The American Institute of CPAs is asking the Internal Revenue Service to reconsider some of its proposed monetary penalties for misbehaving practitioners and firms.
The AICPA sent comments to the acting IRS commissioner recommending changes in the IRS's proposed guidance for monetary penalties under Circular 230. The institute is asking for the IRS to consider additional factors in determining whether a monetary penalty is appropriate in a given situation, including the extent to which a monetary penalty might be disproportionate to the conduct.
The AICPA also wants the IRS to refrain from imposing monetary penalties against a firm for the conduct of a practitioner who is acting outside the scope of his or her agency relationship with the firm.

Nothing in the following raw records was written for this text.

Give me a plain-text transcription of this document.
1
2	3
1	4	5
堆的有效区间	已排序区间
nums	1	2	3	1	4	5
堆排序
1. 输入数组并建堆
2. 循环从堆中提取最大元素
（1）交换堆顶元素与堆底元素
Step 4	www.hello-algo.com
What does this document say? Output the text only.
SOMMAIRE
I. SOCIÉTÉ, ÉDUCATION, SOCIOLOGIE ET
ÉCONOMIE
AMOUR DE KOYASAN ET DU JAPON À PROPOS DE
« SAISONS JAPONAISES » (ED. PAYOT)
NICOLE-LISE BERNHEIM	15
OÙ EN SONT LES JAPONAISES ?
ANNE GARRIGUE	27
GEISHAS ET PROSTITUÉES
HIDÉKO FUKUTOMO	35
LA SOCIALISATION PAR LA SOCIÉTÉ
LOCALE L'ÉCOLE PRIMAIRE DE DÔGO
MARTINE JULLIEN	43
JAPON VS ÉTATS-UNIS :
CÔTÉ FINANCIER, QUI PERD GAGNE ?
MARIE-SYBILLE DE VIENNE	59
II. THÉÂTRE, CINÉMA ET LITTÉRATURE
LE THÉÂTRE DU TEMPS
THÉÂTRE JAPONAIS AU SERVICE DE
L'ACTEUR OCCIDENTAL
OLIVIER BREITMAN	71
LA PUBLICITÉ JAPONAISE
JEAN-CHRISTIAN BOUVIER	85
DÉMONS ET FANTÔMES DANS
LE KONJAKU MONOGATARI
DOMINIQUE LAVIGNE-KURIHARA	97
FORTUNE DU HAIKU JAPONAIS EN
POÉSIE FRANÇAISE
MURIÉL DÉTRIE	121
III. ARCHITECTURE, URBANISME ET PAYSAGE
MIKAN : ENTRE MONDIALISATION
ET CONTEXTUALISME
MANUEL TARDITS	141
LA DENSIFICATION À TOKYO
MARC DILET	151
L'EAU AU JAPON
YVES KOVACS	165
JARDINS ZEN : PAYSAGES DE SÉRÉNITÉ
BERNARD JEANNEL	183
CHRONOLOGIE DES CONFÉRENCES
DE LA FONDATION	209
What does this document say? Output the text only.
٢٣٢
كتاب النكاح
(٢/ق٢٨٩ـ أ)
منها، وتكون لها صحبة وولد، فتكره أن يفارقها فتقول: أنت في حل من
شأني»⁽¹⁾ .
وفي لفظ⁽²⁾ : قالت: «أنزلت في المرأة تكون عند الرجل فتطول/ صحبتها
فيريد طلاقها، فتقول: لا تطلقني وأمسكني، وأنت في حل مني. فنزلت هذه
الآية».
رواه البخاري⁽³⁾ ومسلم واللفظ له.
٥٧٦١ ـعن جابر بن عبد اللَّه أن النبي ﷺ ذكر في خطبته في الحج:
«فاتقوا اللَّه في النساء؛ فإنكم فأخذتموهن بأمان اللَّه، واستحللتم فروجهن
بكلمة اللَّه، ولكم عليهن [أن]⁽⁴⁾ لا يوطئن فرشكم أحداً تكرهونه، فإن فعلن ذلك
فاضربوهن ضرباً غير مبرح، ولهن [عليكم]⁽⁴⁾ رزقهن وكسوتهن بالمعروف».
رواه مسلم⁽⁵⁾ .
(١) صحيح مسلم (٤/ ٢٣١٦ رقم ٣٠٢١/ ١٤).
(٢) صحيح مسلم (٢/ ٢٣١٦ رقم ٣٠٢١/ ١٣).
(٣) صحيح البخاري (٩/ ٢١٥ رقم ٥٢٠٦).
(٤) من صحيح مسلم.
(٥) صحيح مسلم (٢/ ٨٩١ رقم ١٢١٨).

In addition, the institute asked the IRS to decline to impose a monetary penalty under Circular 230 when another monetary penalty has already been imposed on the same behavior under another provision.
The institute would like the IRS to reconsider a special rule for determining the amount of a monetary sanction for larger engagements. It is also asking for clarification of the appropriate monetary penalty when both the practitioner and the firm are penalized for the same misconduct.
In general, the institute said that the non-monetary sanctions under Circular 230, such as suspension, disbarment or censure, are sufficient to adequately discipline individual practitioners, including employees and partners of a firm, for misconduct, but that monetary penalties should only be imposed when the misconduct is so serious that any other sanction under Circular 230 is inadequate. Before any final decision is made to impose monetary penalties, the AICPA contends that the affected practitioners and firms should have access to an independent review of the decision by the IRS's Office of Professional Responsibility.